Taking up Space

I am feeling determined.

On tumblr I see posts every day about how girls want to starve their beautiful precious bodies to look better or wear that crop top or those thigh high socks and it hurts me inside and it makes me angry and sad that we have a society where people destroying their bodies is so common.

Once upon a time I was a small girl with a big belly who felt sad because no boys would go for her and craved male attention. I got male attention, I got it all over my thighs and my bum and they laughed at me and called me a slut but still I felt unloved and unworthy of love.

I stopped looking, but when I stopped looking I found someone I really love and even that did not fix me, because humans do not fix each other, they fix themselves.

I stopped eating and my belly shrank flat and my ribs protruded and my mind broke. I am still scared, so scared, of going back to that place.

I grew bigger, back to a healthy weight, back to stretch marks and daily exercise and going to the gym. My weight cycled. It would have done that even if I hadn't been stressed and scared.

I am still scared, so scared, of slipping back every time that my mother mentions I need to lose weight or my friend posts that she's too fat. I still forget to eat.

But I am also furious. I am furious that anyone should have to destroy themselves in the name of beauty.

I am not a girl anymore. I am a woman with the agency and determination to tell bigoted beauty standards to fuck off. I will wear short sleeves and show off my scars. I will wear crop tops and show off my midriff. I will wear shorts and thigh high socks and show you legs that I built up to be beautiful and strong.

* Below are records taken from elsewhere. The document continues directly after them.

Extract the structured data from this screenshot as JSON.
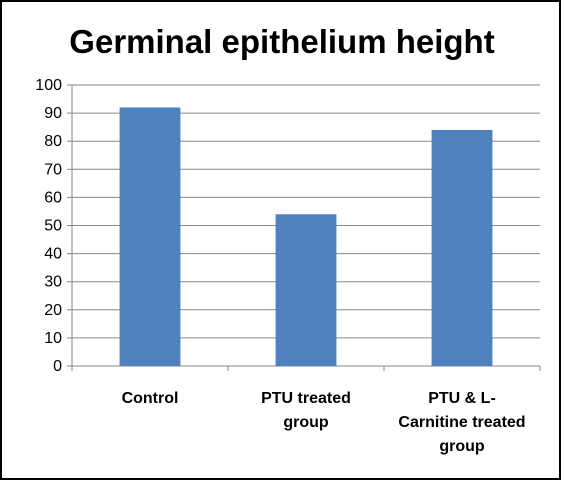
{
  "chart_data": {
    "type": "bar",
    "title": "Germinal epithelium height",
    "categories": [
      [
        "Control"
      ],
      [
        "PTU treated",
        "group"
      ],
      [
        "PTU & L-",
        "Carnitine treated",
        "group"
      ]
    ],
    "values": [
      92,
      54,
      84
    ],
    "ylim": [
      0,
      100
    ],
    "yticks": [
      "0",
      "10",
      "20",
      "30",
      "40",
      "50",
      "60",
      "70",
      "80",
      "90",
      "100"
    ],
    "xlabel": "",
    "ylabel": "",
    "grid": true,
    "legend": "none",
    "bar_color": "#4F81BD",
    "grid_color": "#868686"
  }
}
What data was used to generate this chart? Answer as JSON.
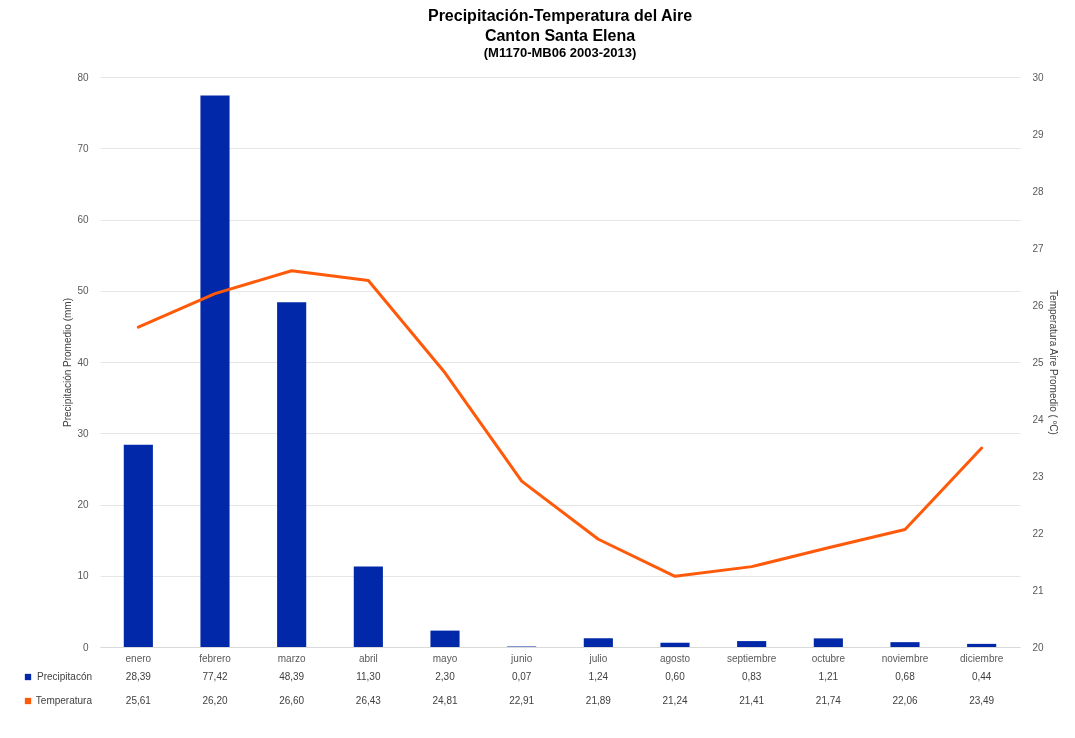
{
  "chart_data": {
    "type": "bar",
    "title": "Precipitación-Temperatura del Aire",
    "subtitle": "Canton Santa Elena",
    "annotations": [
      "(M1170-MB06 2003-2013)"
    ],
    "ylabel": "Precipitación Promedio  (mm)",
    "y2label": "Temperatura Aire Promedio ( ºC)",
    "categories": [
      "enero",
      "febrero",
      "marzo",
      "abril",
      "mayo",
      "junio",
      "julio",
      "agosto",
      "septiembre",
      "octubre",
      "noviembre",
      "diciembre"
    ],
    "series": [
      {
        "name": "Precipitacón",
        "color": "#0028a8",
        "values": [
          28.39,
          77.42,
          48.39,
          11.3,
          2.3,
          0.07,
          1.24,
          0.6,
          0.83,
          1.21,
          0.68,
          0.44
        ],
        "value_labels": [
          "28,39",
          "77,42",
          "48,39",
          "11,30",
          "2,30",
          "0,07",
          "1,24",
          "0,60",
          "0,83",
          "1,21",
          "0,68",
          "0,44"
        ]
      },
      {
        "name": "Temperatura",
        "type": "line",
        "axis": "y2",
        "color": "#ff5a0a",
        "values": [
          25.61,
          26.2,
          26.6,
          26.43,
          24.81,
          22.91,
          21.89,
          21.24,
          21.41,
          21.74,
          22.06,
          23.49
        ],
        "value_labels": [
          "25,61",
          "26,20",
          "26,60",
          "26,43",
          "24,81",
          "22,91",
          "21,89",
          "21,24",
          "21,41",
          "21,74",
          "22,06",
          "23,49"
        ]
      }
    ],
    "ylim": [
      0,
      80
    ],
    "yticks": [
      0,
      10,
      20,
      30,
      40,
      50,
      60,
      70,
      80
    ],
    "y2lim": [
      20,
      30
    ],
    "y2ticks": [
      20,
      21,
      22,
      23,
      24,
      25,
      26,
      27,
      28,
      29,
      30
    ],
    "grid": "y",
    "legend": "bottom left",
    "marker": "none",
    "line_style": "solid"
  }
}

My belly still isn't flat and I'm coming to terms with that. I'm coming to terms with the knowledge that very few women, including very thin women, have flat bellies. It's not because we're all fat, it's because there are vital organs in there. My thighs are huge and I wouldn't change them for the world. They are huge because I walk everywhere, because I swim, because I cycle, because I run, because I dance. They are powerful, powerful enough to crush anyone's stupid beauty standards between them.

I can't be a tall, skinny, conventionally beautiful woman. But some people find me interesting and others find me sexy and that is enough.

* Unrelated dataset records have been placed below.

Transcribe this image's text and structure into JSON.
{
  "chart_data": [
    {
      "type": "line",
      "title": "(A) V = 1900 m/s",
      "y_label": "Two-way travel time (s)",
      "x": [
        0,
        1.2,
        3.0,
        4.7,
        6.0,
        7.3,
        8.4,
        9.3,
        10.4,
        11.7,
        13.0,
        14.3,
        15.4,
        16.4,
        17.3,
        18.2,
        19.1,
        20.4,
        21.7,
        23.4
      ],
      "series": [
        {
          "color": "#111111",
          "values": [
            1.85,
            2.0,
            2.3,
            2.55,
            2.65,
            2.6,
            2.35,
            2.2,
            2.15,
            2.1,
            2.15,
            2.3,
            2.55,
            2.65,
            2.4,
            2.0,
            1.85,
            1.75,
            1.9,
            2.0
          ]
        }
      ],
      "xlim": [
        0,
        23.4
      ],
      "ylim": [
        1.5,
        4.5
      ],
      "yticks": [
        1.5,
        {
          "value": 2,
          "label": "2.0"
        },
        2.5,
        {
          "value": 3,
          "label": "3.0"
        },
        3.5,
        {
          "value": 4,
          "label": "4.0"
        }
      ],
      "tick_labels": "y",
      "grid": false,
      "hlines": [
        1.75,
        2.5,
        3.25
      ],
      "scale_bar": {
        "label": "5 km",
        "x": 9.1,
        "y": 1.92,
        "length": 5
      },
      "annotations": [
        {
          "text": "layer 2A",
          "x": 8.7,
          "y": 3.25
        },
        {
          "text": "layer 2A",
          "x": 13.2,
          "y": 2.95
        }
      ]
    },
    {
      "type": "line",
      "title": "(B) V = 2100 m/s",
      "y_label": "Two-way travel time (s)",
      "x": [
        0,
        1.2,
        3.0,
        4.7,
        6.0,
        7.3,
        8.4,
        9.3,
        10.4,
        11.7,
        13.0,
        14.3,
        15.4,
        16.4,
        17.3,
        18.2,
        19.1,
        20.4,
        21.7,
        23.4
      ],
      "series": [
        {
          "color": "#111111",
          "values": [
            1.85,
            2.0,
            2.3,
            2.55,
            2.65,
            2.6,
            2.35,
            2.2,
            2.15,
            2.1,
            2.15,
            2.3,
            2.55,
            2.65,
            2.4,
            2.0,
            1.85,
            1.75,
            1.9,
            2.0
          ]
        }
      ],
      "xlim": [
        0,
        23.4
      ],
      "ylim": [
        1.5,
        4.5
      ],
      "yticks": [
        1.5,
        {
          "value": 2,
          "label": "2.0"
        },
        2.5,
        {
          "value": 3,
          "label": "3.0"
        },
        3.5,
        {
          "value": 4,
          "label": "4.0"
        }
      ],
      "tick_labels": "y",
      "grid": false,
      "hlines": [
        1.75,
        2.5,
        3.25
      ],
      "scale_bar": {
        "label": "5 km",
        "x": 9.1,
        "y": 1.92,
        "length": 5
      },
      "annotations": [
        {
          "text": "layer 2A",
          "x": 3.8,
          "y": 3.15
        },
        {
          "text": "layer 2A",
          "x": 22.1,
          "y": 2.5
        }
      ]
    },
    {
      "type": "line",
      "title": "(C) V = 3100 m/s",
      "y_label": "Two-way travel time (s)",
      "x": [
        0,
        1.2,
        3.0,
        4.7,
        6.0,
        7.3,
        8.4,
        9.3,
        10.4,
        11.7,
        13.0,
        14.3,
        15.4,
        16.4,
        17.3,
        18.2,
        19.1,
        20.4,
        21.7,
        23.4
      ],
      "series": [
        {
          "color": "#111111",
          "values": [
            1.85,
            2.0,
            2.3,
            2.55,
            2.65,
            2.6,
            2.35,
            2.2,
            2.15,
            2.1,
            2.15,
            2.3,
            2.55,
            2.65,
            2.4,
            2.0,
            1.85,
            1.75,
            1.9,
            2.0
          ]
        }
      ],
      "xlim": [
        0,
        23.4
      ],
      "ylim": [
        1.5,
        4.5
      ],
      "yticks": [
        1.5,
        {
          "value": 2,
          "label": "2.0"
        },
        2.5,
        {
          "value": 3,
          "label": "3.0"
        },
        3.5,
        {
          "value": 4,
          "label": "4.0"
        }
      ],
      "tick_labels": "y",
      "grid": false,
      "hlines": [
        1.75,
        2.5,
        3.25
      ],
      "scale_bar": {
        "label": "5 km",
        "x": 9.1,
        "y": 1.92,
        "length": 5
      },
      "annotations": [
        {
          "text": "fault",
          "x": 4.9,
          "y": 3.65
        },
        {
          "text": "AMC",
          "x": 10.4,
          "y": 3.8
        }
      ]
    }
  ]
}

When I stopped eating, I didn't want to drop a dress size or two dress sizes or 20 kg. I wanted to fade away into nothing. I didn't want to take up space.

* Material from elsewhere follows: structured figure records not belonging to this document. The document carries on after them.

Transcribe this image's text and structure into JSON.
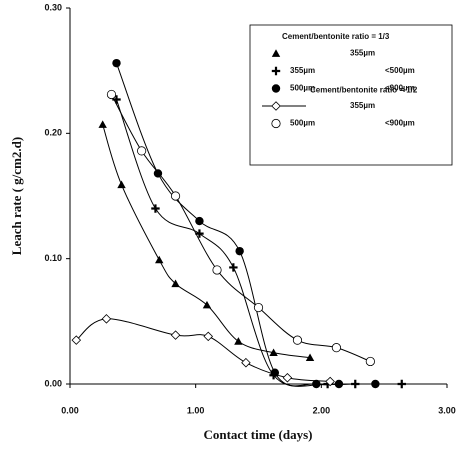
{
  "chart_data": {
    "type": "line-scatter",
    "xlabel": "Contact time (days)",
    "ylabel": "Leach rate ( g/cm2.d)",
    "xlim": [
      0,
      3
    ],
    "ylim": [
      0,
      0.3
    ],
    "xticks": [
      {
        "value": 0,
        "label": "0.00"
      },
      {
        "value": 1,
        "label": "1.00"
      },
      {
        "value": 2,
        "label": "2.00"
      },
      {
        "value": 3,
        "label": "3.00"
      }
    ],
    "yticks": [
      {
        "value": 0,
        "label": "0.00"
      },
      {
        "value": 0.1,
        "label": "0.10"
      },
      {
        "value": 0.2,
        "label": "0.20"
      },
      {
        "value": 0.3,
        "label": "0.30"
      }
    ],
    "groups": [
      {
        "title": "Cement/bentonite ratio = 1/3",
        "series": [
          {
            "name": "355µm",
            "marker": "triangle",
            "color": "#000000",
            "x": [
              0.26,
              0.41,
              0.71,
              0.84,
              1.09,
              1.34,
              1.62,
              1.91
            ],
            "values": [
              0.207,
              0.159,
              0.099,
              0.08,
              0.063,
              0.034,
              0.025,
              0.021
            ]
          },
          {
            "name": "355µm",
            "name_max": "<500µm",
            "marker": "plus",
            "color": "#000000",
            "x": [
              0.37,
              0.68,
              1.03,
              1.3,
              1.62,
              2.05,
              2.27,
              2.64
            ],
            "values": [
              0.227,
              0.14,
              0.12,
              0.093,
              0.007,
              0,
              0,
              0
            ]
          },
          {
            "name": "500µm",
            "name_max": "<900µm",
            "marker": "circle-filled",
            "color": "#000000",
            "x": [
              0.37,
              0.7,
              1.03,
              1.35,
              1.63,
              1.96,
              2.14,
              2.43
            ],
            "values": [
              0.256,
              0.168,
              0.13,
              0.106,
              0.009,
              0,
              0,
              0
            ]
          }
        ]
      },
      {
        "title": "Cement/bentonite ratio = 1/2",
        "series": [
          {
            "name": "355µm",
            "marker": "diamond-open",
            "color": "#000000",
            "x": [
              0.05,
              0.29,
              0.84,
              1.1,
              1.4,
              1.73,
              2.07
            ],
            "values": [
              0.035,
              0.052,
              0.039,
              0.038,
              0.017,
              0.005,
              0.002
            ]
          },
          {
            "name": "500µm",
            "name_max": "<900µm",
            "marker": "circle-open",
            "color": "#000000",
            "x": [
              0.33,
              0.57,
              0.84,
              1.17,
              1.5,
              1.81,
              2.12,
              2.39
            ],
            "values": [
              0.231,
              0.186,
              0.15,
              0.091,
              0.061,
              0.035,
              0.029,
              0.018
            ]
          }
        ]
      }
    ]
  }
}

But here I am, taking up that space. If you're inconvenienced by that, so what? I'm inconvenienced by feelings that I have to damage myself to take up less space.

I am going to wear crop tops and shorts and thigh high socks and take up as much space as I damn please. I might not look conventionally beautiful doing it, but when I've got interest and sheer ballsy petulance aplenty I'll make up for that.